かつてこの地に魔物共に棲んでいた邪竜は、聖竜とその力の助けを借りた初代キッシェリア王によって倒された。

神にも等しい邪竜を完全に滅ぼすことは出来ず、王国のある場所の地中深くに封印されたという。

邪竜を封印した聖竜はこの地で眠りにつき、邪竜が復活しないように見張っているという。

そして、レイモンドの地は聖竜の力が及びにくいとされ、邪竜の力が漏れ出て魔物が多く現れる地となっている。

この国にはレイモンドのように魔物が頻出する地が複数あり、そこは邪竜の影響が強い場所とされている。

先程、邪竜が復活しそうになった時も、そういった場所で魔物の活動が活発になった。

それを討伐していたマクセルは、きっとこの庭園で讃えられること間違いなし。

彼の石像が建ったら、毎日のように見に来たいものだ。


「レイモンドは穢れを蓄積しやすいからね」

なんとなくしんみりと石碑を見て立ち止まっていた私達。

近づいてきた青年が声をかけてくる。

「きさま何用だ!?無礼だぞ」

明らかに一般人しかもこの国には珍しい服装に、ネイサンが警戒して彼と私達の間に立ちはだかる。

私の視界にはネイサンの背中で、

守ってくれるのはありがたいんだけど、その人攻略対象の一人レン・カタルギ(CV東原総一(ひがしはらそういち))ですから。

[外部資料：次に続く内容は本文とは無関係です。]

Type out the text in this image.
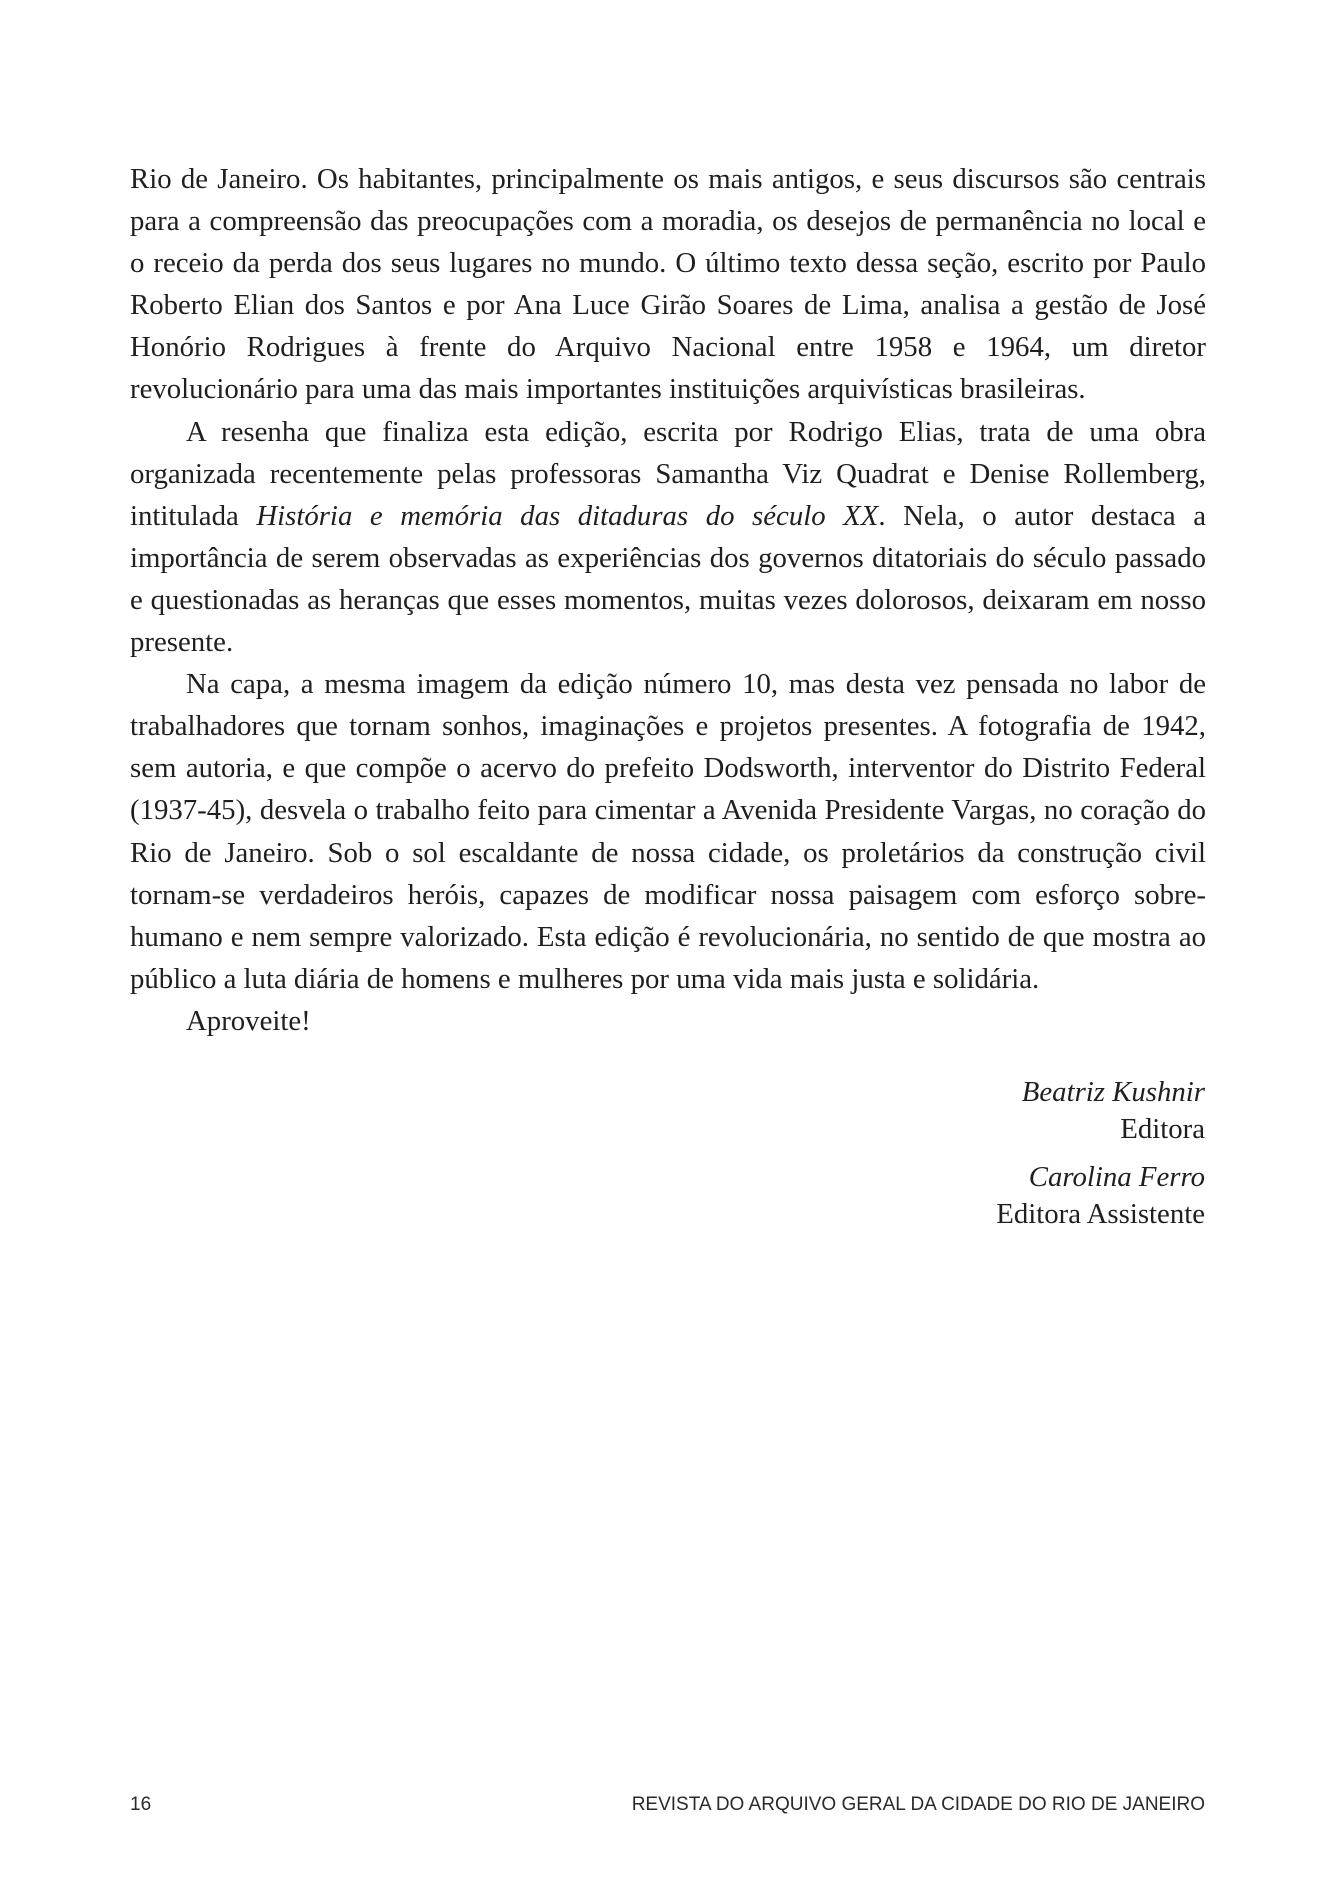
Rio de Janeiro. Os habitantes, principalmente os mais antigos, e seus discursos são centrais para a compreensão das preocupações com a moradia, os desejos de permanência no local e o receio da perda dos seus lugares no mundo. O último texto dessa seção, escrito por Paulo Roberto Elian dos Santos e por Ana Luce Girão Soares de Lima, analisa a gestão de José Honório Rodrigues à frente do Arquivo Nacional entre 1958 e 1964, um diretor revolucionário para uma das mais importantes instituições arquivísticas brasileiras.

A resenha que finaliza esta edição, escrita por Rodrigo Elias, trata de uma obra organizada recentemente pelas professoras Samantha Viz Quadrat e Denise Rollemberg, intitulada História e memória das ditaduras do século XX. Nela, o autor destaca a importância de serem observadas as experiências dos governos ditatoriais do século passado e questionadas as heranças que esses momentos, muitas vezes dolorosos, deixaram em nosso presente.

Na capa, a mesma imagem da edição número 10, mas desta vez pensada no labor de trabalhadores que tornam sonhos, imaginações e projetos presentes. A fotografia de 1942, sem autoria, e que compõe o acervo do prefeito Dodsworth, interventor do Distrito Federal (1937-45), desvela o trabalho feito para cimentar a Avenida Presidente Vargas, no coração do Rio de Janeiro. Sob o sol escaldante de nossa cidade, os proletários da construção civil tornam-se verdadeiros heróis, capazes de modificar nossa paisagem com esforço sobre-humano e nem sempre valorizado. Esta edição é revolucionária, no sentido de que mostra ao público a luta diária de homens e mulheres por uma vida mais justa e solidária.

Aproveite!

Beatriz Kushnir
Editora
Carolina Ferro
Editora Assistente
16	REVISTA DO ARQUIVO GERAL DA CIDADE DO RIO DE JANEIRO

『りょくいぶ』キャラの中でも王都に住んでないから、出会うことが滅多にないキャラです。

私は今日初めての邂逅です。

私的にレアキャラのカイですが、彼は貴族ではない。

「ご婦人に不躾に話しかけるなど、いくらここが一般にも解放された庭園であっても許されません。まずはあなたの名をお名乗り下さい」

レアキャラ出現に意識を飛ばしてないで、きちんと自分のお仕事をしなければ。

ディオナを私の後ろにして、私もカイを威嚇します。

「ごめんごめん、驚かすつもりはなかったんだ。俺はレン・カタルギ。アイザックのこと探してここまで来たんだけど、どこにいるか知らない?」

「なっ!?キサマ、不敬であるぞ!!!」

周囲を気にしていたバーモントが今にもレンに殴りかかりそうです。

いくら一緒に旅した仲だとしても、ここは王宮。

アイザックを呼び捨てにするなんて許されません。

バーモントの怒鳴り声を聞いて、兵が集まってきてしまった。

「アイザック殿下を呼んで来て下さい!!」

私は駆けつけてきた兵の一人を捕まえて、叫んだ。

この事態を収集できるのはアイザックだけだ。

私はレンの初邂逅と久しぶりのCV東原総一を堪能する暇は与えてもらえなかった。